ANDY MURRAY believes he is already reaping the rewards of his back surgery.
The Scot went under the knife in September after experiencing problems on and off for 18 months, particularly on clay.
Murray played his first grand slam match since the operation against Go Soeda in the opening round of the Australian Open on Tuesday and he could scarcely have been more impressive.
The 26-year-old was on court for less than 90 minutes in his 6-1 6-1 6-3 victory and struck 32 winners.
He said: “It’s not every single shot that my back hurt on before but certain shots I’m a lot freer in the movement just now. I hope that continues.
“That was the whole point of having the surgery. So if I was still in pain and stiff and sore then I’d be a bit worried about the next few years.
“But I’m hoping it was the right decision. I felt freer (against Soeda) than I did for the last 18 months.”
Murray is a three-time finalist at Melbourne Park, most recently last year when he was beaten by Novak Djokovic.
But, with only two competitive matches under his belt prior to arriving in Australia, he is having to deal with a large amount of uncertainty along with the usual challenges of a grand slam.
He said: “Going through surgery is different than going through any other sort of injury or break that you have.
“A lot of players don’t come back from surgery and are the same player that they were before. That’s something that’s always in the back of your mind, something that will worry you a little bit and something you’ll think about.

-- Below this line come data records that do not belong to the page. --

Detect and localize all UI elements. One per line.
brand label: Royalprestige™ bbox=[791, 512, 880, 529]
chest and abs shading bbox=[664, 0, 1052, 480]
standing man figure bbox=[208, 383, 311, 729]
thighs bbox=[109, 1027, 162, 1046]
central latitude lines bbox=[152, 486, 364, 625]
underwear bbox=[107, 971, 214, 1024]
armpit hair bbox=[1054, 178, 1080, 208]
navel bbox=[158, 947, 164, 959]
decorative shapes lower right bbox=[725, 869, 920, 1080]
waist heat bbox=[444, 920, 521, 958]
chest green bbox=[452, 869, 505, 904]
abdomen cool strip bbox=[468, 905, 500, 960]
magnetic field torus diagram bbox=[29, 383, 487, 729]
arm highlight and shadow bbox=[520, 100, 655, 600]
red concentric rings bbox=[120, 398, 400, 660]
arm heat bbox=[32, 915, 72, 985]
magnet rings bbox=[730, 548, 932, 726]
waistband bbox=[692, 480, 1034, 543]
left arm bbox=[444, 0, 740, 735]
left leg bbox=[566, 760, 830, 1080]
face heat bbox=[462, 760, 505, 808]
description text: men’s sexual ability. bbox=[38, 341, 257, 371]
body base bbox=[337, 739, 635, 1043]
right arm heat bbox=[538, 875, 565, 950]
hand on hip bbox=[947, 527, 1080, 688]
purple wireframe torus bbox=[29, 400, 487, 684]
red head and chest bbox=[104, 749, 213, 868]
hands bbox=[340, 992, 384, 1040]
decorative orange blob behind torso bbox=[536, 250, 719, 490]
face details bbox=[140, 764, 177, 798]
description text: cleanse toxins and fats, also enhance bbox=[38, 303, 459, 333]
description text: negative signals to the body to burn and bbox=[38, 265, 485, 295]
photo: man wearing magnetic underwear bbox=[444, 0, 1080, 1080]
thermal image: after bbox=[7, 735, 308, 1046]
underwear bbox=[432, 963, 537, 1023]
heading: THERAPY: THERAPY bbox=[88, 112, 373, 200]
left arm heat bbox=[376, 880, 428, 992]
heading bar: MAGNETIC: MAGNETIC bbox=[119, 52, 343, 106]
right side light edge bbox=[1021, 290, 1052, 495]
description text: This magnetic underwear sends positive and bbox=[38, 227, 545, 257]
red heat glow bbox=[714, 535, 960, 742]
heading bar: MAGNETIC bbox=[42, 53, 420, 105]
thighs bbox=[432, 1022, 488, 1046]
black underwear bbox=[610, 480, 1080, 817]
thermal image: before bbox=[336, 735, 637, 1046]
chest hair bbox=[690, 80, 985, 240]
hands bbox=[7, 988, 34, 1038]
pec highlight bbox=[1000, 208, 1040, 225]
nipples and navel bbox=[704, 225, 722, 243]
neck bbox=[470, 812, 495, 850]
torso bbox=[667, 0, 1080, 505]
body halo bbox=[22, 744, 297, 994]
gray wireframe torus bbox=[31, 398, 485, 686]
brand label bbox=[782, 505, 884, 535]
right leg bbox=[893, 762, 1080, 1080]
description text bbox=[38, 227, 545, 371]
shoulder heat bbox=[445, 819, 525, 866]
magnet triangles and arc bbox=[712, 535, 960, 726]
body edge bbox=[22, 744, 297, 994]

“Before the match, you’re worried about the conditions, but you’re also just kind of praying that everything is good with the back and you can wake up the next day and all is good.”
Murray played in the worst heat of the day on Tuesday with temperatures soaring above 42C, so the 26-year-old will have been delighted to learn his second-round match against French qualifier Vincent Millot will be played in the night session on Rod Laver Arena (around 9.30am today).
Feliciano Lopez, whom Murray has beaten in all seven of their previous meetings, is the only seed remaining in the fourth seed’s section, though a quarter-final meeting with the likes of Roger Federer or Jo-Wilfried Tsonga would be a big step up in standard.
Ross Hutchins was relishing the feeling of being a grand slam winner again after achieving the latest milestone in his remarkable comeback from cancer.
Twelve months ago the 28-year-old doubles specialist was beginning six months of chemotherapy to get rid of the Hodgkin’s lymphoma that had invaded his body.
Hutchins had to build up his fitness from nothing after being told he was in remission in July but on a baking hot Melbourne afternoon he and Scot Colin Fleming beat Marinko Matosevic and Michal Przysiezny 4-6 6-4 6-0 in the first round of the Australian Open.